The program allows residents of border villages to become contract soldiers and serve in nearby military installations found in their hometowns and/or villages neighboring them. Recent legislature passed in Armenian Parliament will allow war veterans, officers and contract soldiers to receive a number of public benefits that were not available before including free or low cost housing, vocational training, high quality medical care and college education that is either affordable or free. Furthermore, new patriotic youth and sport organizations were set up for volunteers and other civilians to train them in hand to hand combat, basic survival skills, emergency and first aid, guerilla warfare, orienteering, rock climbing, map reading and so forth. A number of indoor and outdoors shooting ranges were set up to offer additional weapons training to those who desire. Moreover, Nation-Army program allocates resources for promoting homegrown military industrial complex to meet the needs of Armenia’s military.

A similar program must be organized and implemented in diaspora where a variety of resources available to Armenian communities abroad could be inventoried and organized in a manner that could be quickly called upon and effectively utilized by community based organizations in support of Armenia’s security when the next round of hostilities breaks out again in the region.

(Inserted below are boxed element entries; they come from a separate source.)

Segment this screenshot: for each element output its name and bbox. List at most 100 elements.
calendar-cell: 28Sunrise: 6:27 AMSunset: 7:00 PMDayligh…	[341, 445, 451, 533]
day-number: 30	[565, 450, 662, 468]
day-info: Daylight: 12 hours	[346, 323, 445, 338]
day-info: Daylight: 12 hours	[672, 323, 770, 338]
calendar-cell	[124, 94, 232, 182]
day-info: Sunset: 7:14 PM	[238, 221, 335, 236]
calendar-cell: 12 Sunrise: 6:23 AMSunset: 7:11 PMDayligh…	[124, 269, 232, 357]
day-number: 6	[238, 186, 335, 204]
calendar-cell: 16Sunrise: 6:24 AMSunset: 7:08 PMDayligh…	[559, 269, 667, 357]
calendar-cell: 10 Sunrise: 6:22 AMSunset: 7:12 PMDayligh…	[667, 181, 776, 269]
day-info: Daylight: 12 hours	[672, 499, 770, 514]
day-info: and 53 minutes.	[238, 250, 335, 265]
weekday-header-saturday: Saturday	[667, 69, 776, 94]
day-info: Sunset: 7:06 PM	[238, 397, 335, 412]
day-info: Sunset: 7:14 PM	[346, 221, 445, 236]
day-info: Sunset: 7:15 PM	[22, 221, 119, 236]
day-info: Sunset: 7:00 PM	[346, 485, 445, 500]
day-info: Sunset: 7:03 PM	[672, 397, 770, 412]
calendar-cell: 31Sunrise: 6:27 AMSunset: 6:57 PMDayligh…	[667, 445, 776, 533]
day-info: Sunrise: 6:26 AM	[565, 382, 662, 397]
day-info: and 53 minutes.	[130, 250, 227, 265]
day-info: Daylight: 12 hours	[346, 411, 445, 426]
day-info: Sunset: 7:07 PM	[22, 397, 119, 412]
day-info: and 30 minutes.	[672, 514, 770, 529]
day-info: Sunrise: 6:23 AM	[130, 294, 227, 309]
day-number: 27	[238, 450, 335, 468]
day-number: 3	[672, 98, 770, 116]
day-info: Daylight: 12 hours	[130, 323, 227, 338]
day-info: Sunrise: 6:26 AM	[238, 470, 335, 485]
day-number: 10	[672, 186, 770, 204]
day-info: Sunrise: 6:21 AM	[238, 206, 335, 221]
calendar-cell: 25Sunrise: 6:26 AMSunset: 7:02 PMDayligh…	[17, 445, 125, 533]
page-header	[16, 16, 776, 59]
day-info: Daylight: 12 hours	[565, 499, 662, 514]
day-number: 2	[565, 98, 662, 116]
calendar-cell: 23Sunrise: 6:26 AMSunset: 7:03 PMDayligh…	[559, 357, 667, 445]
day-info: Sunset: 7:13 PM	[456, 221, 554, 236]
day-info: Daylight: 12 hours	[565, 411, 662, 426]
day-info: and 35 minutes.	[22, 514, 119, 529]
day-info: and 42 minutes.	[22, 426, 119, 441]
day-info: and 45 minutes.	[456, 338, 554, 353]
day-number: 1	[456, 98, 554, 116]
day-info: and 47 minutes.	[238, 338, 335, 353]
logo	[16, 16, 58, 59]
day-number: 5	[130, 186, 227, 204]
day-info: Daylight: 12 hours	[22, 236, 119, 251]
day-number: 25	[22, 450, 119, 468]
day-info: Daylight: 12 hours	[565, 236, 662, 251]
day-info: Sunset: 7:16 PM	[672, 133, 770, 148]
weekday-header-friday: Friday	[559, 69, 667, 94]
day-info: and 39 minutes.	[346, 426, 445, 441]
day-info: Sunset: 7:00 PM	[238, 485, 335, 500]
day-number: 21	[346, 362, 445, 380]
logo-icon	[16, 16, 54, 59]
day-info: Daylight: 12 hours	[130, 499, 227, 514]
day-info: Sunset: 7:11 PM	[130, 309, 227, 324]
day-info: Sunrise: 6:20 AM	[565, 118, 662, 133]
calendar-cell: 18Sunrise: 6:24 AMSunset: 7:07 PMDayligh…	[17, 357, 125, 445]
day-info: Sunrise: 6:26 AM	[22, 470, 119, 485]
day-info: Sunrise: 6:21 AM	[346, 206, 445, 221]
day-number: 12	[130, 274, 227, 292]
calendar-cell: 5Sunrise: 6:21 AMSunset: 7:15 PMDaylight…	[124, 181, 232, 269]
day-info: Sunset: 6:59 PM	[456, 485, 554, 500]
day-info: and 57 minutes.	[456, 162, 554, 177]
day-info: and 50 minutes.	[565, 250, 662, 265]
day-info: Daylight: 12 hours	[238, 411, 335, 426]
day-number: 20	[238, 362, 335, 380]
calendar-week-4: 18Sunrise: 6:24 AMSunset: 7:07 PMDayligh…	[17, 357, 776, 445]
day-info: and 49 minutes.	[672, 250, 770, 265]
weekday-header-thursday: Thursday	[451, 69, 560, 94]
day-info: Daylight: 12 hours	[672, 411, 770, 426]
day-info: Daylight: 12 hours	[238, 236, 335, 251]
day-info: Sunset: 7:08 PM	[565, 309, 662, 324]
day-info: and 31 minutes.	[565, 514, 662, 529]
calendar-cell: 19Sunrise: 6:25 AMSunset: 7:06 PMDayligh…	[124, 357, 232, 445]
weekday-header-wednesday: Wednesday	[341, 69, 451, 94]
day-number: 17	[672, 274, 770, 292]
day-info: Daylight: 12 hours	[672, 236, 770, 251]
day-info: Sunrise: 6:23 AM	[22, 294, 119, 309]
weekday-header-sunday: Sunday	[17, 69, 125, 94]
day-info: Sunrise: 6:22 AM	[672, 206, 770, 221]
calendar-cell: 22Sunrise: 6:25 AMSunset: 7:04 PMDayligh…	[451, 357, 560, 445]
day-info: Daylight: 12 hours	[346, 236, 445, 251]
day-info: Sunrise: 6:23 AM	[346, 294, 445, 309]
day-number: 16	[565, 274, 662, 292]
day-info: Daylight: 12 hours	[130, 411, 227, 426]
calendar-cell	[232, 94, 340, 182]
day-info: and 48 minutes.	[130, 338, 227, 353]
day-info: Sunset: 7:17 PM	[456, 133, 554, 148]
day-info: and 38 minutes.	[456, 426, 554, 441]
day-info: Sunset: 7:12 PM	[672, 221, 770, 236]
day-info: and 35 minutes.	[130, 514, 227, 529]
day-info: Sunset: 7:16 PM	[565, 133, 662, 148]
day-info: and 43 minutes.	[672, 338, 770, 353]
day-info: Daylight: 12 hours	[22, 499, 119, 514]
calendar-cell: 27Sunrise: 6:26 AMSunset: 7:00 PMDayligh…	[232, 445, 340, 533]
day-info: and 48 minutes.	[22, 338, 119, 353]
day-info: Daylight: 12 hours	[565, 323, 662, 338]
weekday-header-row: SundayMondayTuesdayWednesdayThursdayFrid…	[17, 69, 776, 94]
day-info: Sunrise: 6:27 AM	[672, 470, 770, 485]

Where legally permissible diaspora based contingents of volunteer fighters and support personnel should be organized and trained in all aspect of military art. Additionally socio-economic structures to support diaspora based volunteer fighters need to be set up by community based organizations independent of state structures in Armenia. A diaspora based rapid response network of volunteer doctors, firefighters and rescue workers needs to be set up in anticipation of such needs arising during the next round of Azerbaijani military aggression against republics of Armenia and Artsakh.

Conclusion:

The Armenian diaspora must proactively contribute to Armenia’s national security by supplementing state efforts with those of its own. Anticipating needs of Armenia in time of war and preparing to meet them effectively before called upon requires planning and active work months and years in advance. In the meantime, it is upon the government of Armenia to engage diaspora in the affairs of the state by offering greater government transparency, accountability and a say on matters of national importance. Giving diaspora chance to become a real stakeholder in Armenia’s political life and economic development by eliminating corruption and favoritism while actively facilitating positive interactions between the state and global Armenian diaspora will only help Armenia to better prepare itself against various challenges to its national security both presently and in the future. Arguably, this program should have been conceived and implemented both in Armenia and diaspora soon after the 1994 ceasefire agreement. Perhaps implementation of such a program earlier could have helped to end the war in less time and with fewer losses.